Overseas Expansion Adds Risk to Taiwanese Life Insurers' Credit Profiles: Moody's

Moody's Investors Service says that the proposal to relax regulation of investments by Taiwanese insurers in overseas insurance companies, adds risk to the life insurers' credit profiles.

 

The proposed relaxation was announced in a meeting held by Taiwan's Financial Supervisory Commission (FSC) on 18 February 2014 with 16 financial holdings companies. At the meeting, the FSC discussed and exchanged views on overseas expansion -- mainly in Asia -- through mergers and acquisitions.

 

"The proposed relaxation will exempt Taiwanese insurance companies, on a case-by-case basis, from treating their acquisitions of overseas insurance companies as foreign investments. The life industry's foreign investments increased to 41% at end-2012 from 30% at end-2008, and are approaching the regulatory cap of 45%," says Stella Ng, a Moody's Assistant Vice President and Analyst.

 

Moody's believes the proposed relaxation is a reaction to, and a reflection of, the difficult operating environment Taiwanese insurers face in their markets.
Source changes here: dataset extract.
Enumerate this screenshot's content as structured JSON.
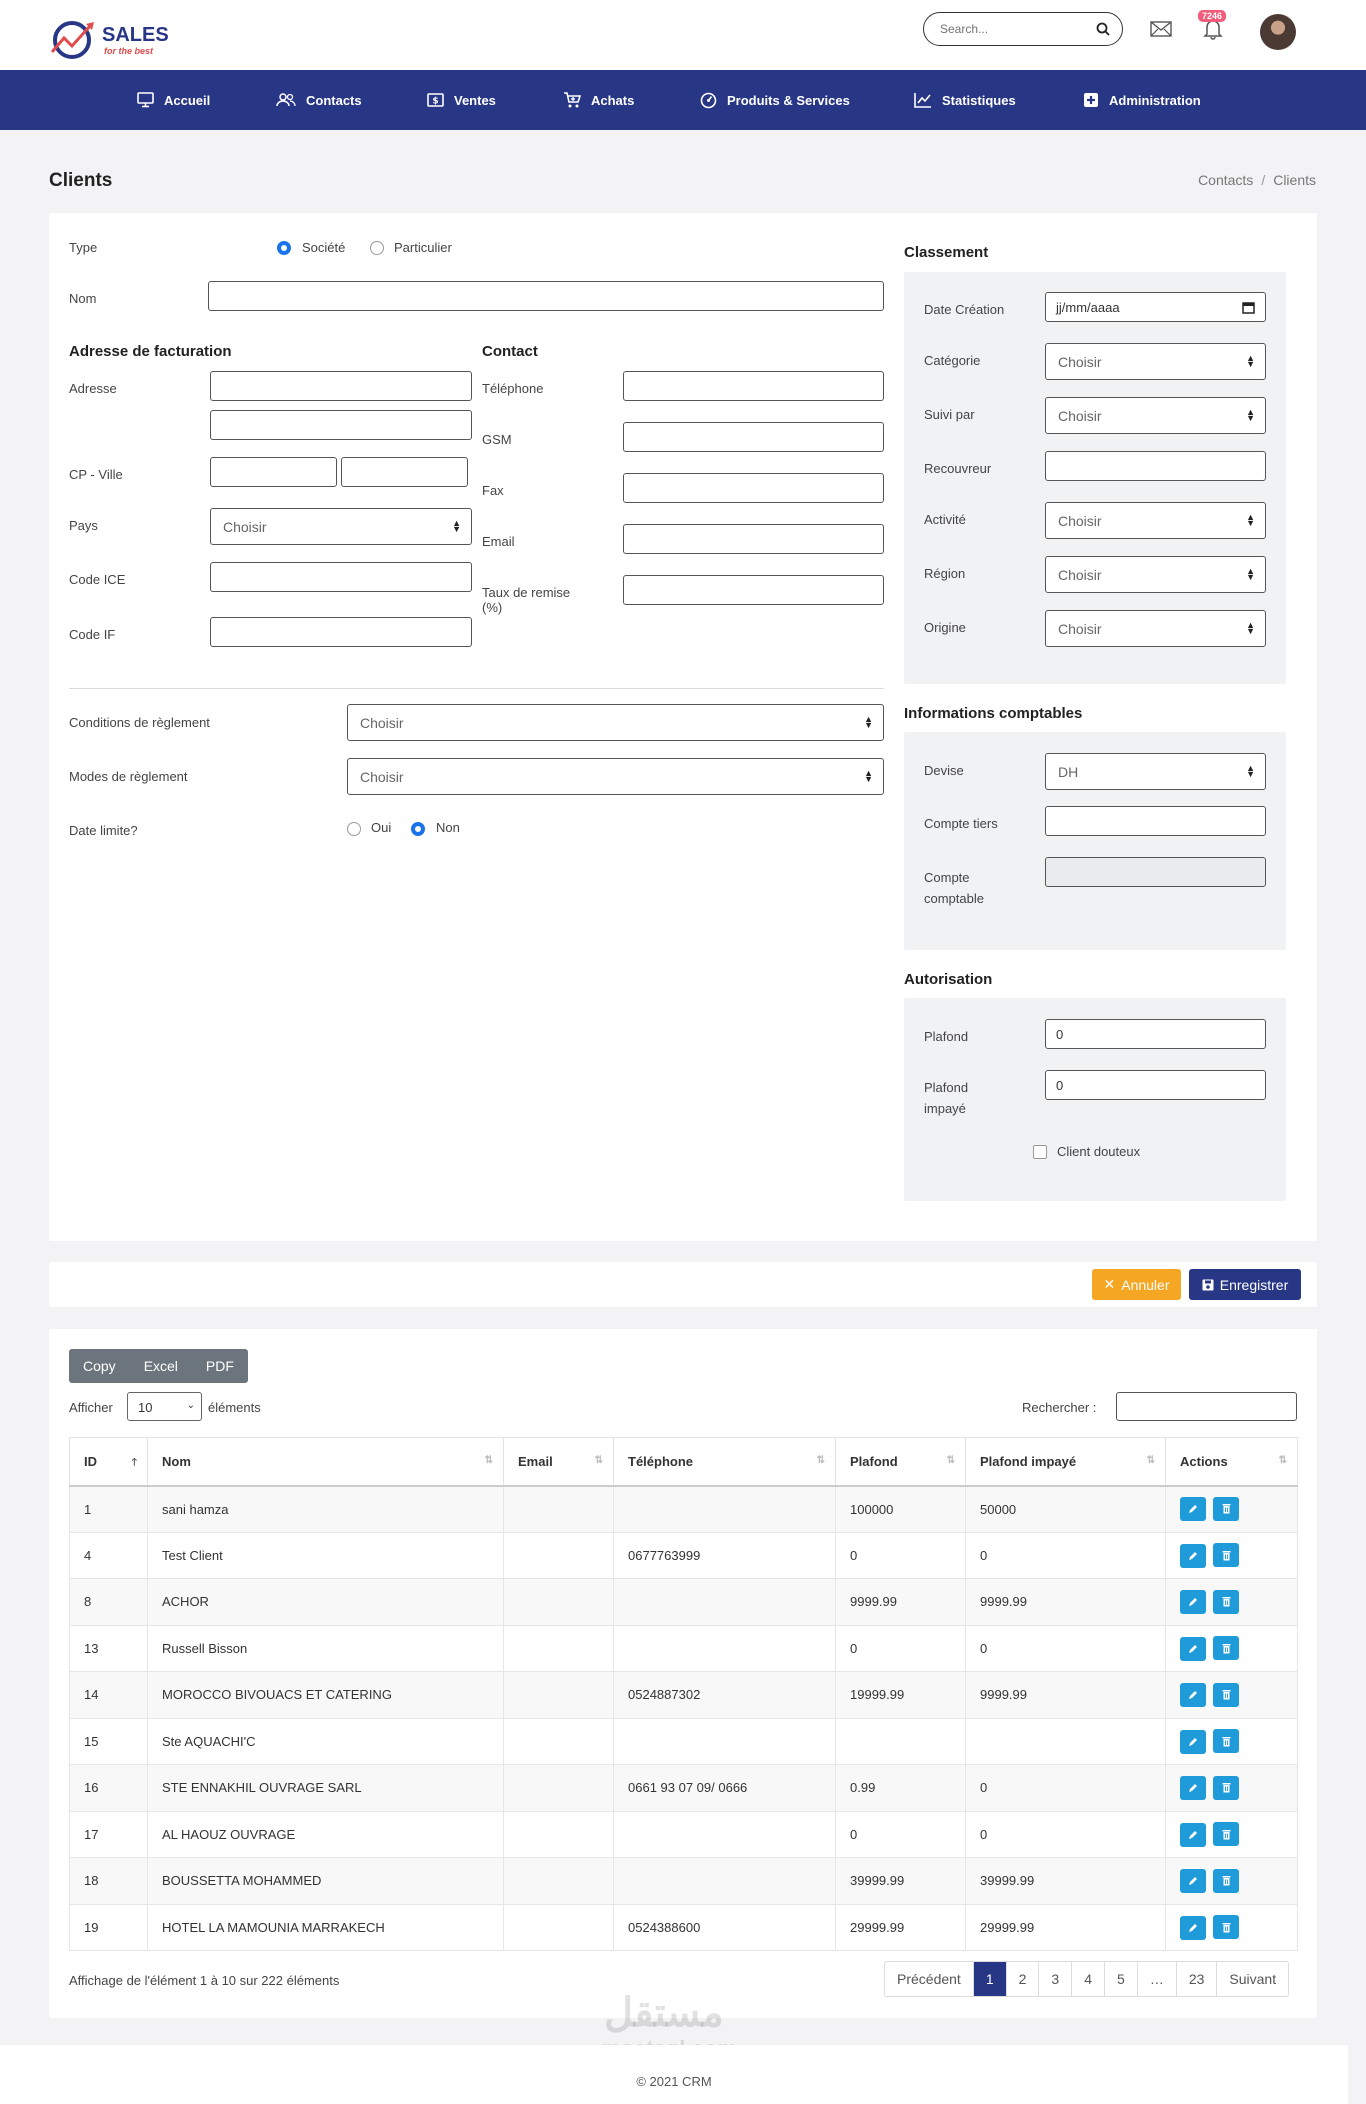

Taiwan's life insurance sector is already a matured market, with a high insurance penetration rate of 15%, and a narrow mortality protection gap compared to emerging markets in Asia.

 

"All this underpins the incentives to encourage expansion in emerging markets, where a younger population, rising affluence and increasing risk awareness provide sustainable growth  opportunities," adds Ng.

 

The FSC stressed that, in addition to continued strategic business growth in China, it is crucial for Taiwanese financial institutions to increase their foothold in Southeast Asian markets (including Indonesia, Malaysia, Vietnam and Thailand) in the coming three to five years, given the robust economic growth and the resultant potential business opportunities in the region.

 

Nevertheless, and despite the potential business appeal, Moody's sees outward expansion as a challenge to the credit profiles of the Taiwanese insurers.

 

"We assess Taiwanese insurers as untested in their ability to operate in a foreign environment (despite recent forays into China and Vietnam, which remain limited in scale), and their attempt to expand their foreign revenues may challenge their underwriting skills and risk management," says Ng.

 

Further heightening the risk is that most of the high-growth emerging markets in Southeast Asia are weaker than developed markets in terms of social-political stability, legal/regulatory frameworks, market transparency and corporate governance.

 

While Moody's generally associates diversification with highly rated companies, a key pre-condition is that the rated entities have demonstrated their underwriting expertise and franchise strength in the target region(s), as well as their ability to operate new business on a meaningful scale with sustainable revenue growth.

 

In this context, Moody's does not expect Taiwanese insurers' overseas business to become a significant contributor to their overall profitability over a five-year horizon.